- Church: Episcopal Church
- Diocese: Western Texas
- Elected: February 14, 1981
- In office: 1981-1995
- Predecessor: William Davidson
- Successor: Vernon E. Strickland

Orders
- Ordination: December 1955 by W. R. Chilton Powell
- Consecration: May 21, 1981 by John Allin

Personal details
- Born: March 26, 1929 Tulsa, Oklahoma, United States
- Died: May 10, 2001 (aged 72) Tulsa, Oklahoma, United States
- Denomination: Anglican
- Parents: Thomas Albert Ashby & Margaret Mote
- Spouse: Mary Carver ​(m. 1954)​
- Children: 2

= John F. Ashby =

American bishop

John Forsythe Ashby (March 26, 1929 – May 10, 2001) was an American bishop in the Episcopal Church.

==Early life and education==
Ashby was born in Tulsa, Oklahoma, on March 26, 1929, son of Thomas Albert Ashby and Margaret Mote Cassady.
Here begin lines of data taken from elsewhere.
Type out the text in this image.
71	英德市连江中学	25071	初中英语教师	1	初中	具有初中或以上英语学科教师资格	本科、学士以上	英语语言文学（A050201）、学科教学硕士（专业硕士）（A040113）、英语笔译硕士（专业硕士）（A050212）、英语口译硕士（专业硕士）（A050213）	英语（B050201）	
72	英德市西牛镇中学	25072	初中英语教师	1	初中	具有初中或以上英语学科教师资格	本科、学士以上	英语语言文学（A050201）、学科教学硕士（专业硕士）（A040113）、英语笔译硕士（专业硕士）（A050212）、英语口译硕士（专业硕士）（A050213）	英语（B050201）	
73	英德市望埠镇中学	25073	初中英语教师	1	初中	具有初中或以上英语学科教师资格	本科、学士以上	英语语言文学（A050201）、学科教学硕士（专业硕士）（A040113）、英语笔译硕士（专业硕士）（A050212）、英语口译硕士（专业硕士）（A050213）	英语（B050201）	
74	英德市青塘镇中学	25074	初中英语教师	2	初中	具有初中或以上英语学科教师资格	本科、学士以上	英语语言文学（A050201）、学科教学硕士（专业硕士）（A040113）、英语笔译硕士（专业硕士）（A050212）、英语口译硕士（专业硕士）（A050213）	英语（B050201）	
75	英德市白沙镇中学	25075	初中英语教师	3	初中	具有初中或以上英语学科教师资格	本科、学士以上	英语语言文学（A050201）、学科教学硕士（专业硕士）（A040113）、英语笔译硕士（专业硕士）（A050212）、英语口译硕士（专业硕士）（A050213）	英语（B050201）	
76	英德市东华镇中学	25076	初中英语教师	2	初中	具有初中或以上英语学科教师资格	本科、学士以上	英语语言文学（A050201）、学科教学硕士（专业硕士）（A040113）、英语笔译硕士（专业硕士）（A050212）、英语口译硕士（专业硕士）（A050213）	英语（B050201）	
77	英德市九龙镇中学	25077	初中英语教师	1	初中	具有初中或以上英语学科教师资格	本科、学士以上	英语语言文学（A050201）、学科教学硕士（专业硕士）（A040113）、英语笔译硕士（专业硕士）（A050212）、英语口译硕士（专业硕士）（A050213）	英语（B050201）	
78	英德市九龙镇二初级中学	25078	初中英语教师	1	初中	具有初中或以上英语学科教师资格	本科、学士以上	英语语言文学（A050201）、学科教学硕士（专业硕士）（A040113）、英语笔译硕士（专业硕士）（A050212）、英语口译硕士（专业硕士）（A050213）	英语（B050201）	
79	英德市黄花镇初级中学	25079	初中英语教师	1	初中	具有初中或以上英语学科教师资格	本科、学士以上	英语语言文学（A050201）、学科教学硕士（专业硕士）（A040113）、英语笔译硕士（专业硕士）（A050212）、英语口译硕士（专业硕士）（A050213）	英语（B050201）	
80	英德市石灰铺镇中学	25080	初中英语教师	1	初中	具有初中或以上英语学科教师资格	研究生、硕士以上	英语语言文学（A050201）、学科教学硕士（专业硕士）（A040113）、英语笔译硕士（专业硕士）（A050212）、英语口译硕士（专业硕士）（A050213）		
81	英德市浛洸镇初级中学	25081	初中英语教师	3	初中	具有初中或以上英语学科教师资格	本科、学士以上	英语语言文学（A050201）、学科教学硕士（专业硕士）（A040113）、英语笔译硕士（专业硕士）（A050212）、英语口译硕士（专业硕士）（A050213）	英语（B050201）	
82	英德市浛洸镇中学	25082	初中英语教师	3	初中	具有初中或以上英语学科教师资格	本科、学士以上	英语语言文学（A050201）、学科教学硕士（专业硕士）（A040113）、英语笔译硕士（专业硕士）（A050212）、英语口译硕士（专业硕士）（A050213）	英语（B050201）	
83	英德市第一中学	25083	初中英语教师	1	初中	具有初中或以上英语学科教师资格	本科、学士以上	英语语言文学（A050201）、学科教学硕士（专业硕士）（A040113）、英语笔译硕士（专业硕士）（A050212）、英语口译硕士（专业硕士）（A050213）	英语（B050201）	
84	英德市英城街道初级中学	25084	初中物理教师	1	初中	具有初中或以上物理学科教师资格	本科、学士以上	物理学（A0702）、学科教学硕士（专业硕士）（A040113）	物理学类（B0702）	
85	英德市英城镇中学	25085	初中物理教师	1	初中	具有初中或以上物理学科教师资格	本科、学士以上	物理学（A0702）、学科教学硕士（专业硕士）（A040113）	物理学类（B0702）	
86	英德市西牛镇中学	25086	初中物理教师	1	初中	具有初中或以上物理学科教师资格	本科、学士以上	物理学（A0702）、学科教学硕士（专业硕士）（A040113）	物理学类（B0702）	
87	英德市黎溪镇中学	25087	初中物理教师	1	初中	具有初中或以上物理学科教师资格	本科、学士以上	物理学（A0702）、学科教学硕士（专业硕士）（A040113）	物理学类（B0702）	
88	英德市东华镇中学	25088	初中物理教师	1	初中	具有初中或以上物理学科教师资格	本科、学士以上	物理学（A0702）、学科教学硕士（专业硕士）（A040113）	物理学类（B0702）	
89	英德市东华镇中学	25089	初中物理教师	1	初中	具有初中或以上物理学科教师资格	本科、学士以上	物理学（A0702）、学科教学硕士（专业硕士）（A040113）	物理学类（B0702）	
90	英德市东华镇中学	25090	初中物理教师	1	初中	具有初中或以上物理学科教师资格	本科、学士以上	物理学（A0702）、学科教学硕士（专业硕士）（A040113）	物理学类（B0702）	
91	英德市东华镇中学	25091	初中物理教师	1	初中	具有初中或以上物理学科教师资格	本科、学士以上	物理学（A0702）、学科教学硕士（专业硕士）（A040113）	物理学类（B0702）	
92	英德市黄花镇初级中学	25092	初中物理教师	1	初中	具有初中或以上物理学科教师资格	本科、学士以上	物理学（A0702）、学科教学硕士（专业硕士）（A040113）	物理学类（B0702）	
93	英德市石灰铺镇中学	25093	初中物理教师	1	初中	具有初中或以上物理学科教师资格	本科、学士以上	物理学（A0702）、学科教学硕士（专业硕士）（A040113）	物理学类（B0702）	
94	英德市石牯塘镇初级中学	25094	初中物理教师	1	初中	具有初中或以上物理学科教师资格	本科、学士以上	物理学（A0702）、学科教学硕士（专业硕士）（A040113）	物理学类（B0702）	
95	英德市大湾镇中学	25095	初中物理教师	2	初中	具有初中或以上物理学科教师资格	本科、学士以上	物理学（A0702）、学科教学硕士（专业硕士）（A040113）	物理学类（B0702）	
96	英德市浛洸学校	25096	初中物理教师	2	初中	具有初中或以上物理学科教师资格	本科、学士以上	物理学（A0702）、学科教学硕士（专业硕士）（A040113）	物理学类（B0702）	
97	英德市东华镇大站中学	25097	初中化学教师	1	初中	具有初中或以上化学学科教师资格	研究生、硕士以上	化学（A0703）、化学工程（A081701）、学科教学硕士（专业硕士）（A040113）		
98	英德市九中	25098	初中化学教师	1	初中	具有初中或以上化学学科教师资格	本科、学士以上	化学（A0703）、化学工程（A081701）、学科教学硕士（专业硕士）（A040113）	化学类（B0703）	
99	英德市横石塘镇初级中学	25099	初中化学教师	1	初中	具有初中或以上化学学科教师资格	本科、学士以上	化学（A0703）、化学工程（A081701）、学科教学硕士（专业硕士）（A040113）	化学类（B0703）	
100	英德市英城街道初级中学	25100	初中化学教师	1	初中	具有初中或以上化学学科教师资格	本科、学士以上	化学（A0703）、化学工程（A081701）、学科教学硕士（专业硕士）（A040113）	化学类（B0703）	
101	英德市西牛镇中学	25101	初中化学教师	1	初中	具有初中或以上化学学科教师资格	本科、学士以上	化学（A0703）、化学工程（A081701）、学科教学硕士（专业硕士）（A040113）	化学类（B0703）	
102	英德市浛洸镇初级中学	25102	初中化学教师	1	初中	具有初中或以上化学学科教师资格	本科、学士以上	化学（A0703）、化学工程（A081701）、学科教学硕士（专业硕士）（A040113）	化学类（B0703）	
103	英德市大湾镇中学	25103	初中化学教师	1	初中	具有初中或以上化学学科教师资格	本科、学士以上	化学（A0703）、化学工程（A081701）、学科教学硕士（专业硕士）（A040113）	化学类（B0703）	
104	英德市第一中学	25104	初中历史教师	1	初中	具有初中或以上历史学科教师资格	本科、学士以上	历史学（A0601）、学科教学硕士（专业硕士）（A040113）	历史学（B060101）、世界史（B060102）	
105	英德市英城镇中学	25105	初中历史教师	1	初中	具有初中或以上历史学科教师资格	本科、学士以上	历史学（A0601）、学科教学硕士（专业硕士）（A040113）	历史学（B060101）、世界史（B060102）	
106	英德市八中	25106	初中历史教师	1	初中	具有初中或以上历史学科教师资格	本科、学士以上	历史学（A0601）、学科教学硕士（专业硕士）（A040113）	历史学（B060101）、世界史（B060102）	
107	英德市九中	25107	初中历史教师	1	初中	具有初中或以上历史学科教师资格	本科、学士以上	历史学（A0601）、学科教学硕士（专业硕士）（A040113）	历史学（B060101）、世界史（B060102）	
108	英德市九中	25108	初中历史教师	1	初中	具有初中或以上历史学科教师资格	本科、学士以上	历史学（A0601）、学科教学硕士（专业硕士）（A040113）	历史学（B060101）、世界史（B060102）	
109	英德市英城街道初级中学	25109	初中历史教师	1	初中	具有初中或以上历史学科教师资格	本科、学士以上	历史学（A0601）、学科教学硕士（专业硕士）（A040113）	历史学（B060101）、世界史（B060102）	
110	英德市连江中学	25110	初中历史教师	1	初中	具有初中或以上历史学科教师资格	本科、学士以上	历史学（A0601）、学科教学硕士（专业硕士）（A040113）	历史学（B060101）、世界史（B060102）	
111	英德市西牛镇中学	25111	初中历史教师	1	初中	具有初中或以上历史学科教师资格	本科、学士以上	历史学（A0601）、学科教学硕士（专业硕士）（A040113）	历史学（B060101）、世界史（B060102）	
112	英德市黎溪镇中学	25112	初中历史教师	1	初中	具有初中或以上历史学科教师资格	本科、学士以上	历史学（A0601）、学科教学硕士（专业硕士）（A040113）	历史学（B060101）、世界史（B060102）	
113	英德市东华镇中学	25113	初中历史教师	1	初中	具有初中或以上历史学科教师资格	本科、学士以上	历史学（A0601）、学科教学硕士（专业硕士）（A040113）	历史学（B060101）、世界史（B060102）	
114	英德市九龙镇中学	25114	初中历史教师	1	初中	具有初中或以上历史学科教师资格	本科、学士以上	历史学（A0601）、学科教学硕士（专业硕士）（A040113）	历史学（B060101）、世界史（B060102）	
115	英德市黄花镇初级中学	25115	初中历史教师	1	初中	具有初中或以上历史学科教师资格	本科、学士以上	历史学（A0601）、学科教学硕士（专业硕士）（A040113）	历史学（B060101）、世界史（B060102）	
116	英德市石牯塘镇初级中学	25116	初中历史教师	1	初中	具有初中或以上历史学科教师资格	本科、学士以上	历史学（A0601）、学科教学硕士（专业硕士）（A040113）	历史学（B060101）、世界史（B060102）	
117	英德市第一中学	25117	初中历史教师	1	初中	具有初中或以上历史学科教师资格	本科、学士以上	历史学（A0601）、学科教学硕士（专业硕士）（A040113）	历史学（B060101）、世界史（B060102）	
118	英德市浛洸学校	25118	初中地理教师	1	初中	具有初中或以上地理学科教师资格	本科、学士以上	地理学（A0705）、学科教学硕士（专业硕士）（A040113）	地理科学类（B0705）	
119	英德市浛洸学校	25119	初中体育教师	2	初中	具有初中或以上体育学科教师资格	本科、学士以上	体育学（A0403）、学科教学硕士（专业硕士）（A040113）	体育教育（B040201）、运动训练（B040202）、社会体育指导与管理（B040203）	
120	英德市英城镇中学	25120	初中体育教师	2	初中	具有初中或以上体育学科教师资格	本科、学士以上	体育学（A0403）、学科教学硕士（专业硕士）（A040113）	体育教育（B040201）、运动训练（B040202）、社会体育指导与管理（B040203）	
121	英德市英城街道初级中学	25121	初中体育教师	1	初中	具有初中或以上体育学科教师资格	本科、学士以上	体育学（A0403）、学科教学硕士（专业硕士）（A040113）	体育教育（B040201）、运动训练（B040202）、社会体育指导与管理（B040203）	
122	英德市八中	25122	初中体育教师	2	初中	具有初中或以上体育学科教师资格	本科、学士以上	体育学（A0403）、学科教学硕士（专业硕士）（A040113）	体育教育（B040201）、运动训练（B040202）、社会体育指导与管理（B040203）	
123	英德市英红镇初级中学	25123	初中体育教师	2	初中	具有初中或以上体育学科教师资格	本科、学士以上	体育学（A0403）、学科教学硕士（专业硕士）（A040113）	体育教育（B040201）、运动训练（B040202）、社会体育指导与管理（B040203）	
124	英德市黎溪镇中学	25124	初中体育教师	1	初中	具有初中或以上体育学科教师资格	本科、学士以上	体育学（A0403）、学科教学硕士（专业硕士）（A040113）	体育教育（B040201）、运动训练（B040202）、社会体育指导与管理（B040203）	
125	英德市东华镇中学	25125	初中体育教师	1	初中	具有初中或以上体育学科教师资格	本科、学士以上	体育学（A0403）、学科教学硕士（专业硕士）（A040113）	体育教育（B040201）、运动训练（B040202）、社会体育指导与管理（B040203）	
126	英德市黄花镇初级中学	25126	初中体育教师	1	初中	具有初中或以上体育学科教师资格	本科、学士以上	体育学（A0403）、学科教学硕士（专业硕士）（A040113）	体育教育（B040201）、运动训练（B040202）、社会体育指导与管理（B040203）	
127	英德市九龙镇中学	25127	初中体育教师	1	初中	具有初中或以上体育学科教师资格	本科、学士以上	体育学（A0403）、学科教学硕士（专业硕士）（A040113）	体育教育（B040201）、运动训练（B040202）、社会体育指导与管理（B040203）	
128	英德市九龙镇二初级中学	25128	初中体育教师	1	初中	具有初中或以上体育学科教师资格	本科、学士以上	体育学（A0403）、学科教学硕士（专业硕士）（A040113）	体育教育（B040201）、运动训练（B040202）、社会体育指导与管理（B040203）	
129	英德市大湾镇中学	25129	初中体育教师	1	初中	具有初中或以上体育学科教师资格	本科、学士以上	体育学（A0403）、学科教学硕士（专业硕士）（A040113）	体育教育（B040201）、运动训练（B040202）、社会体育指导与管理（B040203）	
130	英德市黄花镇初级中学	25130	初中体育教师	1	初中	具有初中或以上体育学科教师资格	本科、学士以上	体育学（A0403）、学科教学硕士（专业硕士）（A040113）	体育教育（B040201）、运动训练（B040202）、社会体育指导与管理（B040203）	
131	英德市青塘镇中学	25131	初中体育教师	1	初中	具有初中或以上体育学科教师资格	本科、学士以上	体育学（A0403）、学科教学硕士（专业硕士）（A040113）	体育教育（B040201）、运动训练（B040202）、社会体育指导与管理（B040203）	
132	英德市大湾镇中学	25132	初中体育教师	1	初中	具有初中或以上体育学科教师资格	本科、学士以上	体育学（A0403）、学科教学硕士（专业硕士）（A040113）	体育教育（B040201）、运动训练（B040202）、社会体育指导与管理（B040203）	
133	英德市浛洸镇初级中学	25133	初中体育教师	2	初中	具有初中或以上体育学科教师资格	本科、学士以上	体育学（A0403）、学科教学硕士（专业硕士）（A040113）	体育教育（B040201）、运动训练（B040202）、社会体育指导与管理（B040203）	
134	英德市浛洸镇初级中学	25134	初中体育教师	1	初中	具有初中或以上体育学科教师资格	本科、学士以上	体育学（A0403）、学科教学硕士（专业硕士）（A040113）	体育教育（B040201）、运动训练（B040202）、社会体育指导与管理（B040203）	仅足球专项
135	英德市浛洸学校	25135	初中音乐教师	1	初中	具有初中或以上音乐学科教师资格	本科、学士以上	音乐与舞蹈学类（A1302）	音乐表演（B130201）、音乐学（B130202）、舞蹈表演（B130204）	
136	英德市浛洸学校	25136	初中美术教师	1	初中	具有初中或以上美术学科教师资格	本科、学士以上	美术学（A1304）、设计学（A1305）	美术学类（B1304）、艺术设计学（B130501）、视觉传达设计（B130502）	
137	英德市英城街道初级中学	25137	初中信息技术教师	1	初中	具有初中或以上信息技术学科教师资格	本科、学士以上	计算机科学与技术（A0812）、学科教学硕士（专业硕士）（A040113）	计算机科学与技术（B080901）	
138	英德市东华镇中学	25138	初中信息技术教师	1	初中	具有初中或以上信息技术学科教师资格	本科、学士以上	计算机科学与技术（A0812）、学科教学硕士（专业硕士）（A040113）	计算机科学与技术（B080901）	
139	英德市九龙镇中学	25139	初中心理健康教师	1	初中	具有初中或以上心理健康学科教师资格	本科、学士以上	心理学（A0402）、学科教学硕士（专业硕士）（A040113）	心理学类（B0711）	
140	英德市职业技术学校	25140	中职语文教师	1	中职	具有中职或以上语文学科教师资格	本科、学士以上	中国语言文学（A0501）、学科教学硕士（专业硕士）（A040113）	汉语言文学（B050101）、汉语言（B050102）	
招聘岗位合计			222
He received a bachelor's degree in Psychology and Sociology from Oklahoma State University in 1952 and a master's degree in divinity from the Episcopal Theological Seminary of the Southwest in 1955. Between 1966 and 1967, he studied New Testament ethics as a member of Pembroke College, Cambridge in England and was awarded a Master of Arts in 1967. He was awarded an honorary Doctor of Divinity from the Episcopal Theological Seminary of the Southwest in 1981. He married Mary Carver on August 12, 1954, and together they had two children.

==Ordained ministry==
Ashby was ordained priest in December 1955 and became vicar of St John's Church in Durant, Oklahoma, and St Peter's Church in Coalgate, Oklahoma. In 1959 he became rector of St Luke's Church, in Ada, Oklahoma, where he remained until 1981. He was also a chaplain in the Oklahoma National Guard and held the rank of lieutenant colonel.

==Bishop==
On February 14, 1981, Ashby was elected on the sixth ballot as the second Bishop of Western Kansas during a special diocesan convention. He was then consecrated on May 21, 1981, at St. John's Military School in Salina, Kansas; John Maury Allin was chief consecrator. Ashby led the Episcopal Diocese of Western Kansas until his retirement in 1995. In 1986, he travelled to Guam to serve as interim bishop of the Episcopal Church in Micronesia. In 1992, as an ecumenical gesture, he named a Roman Catholic priest an honorary canon. He retired in January 1995. He died in 2001.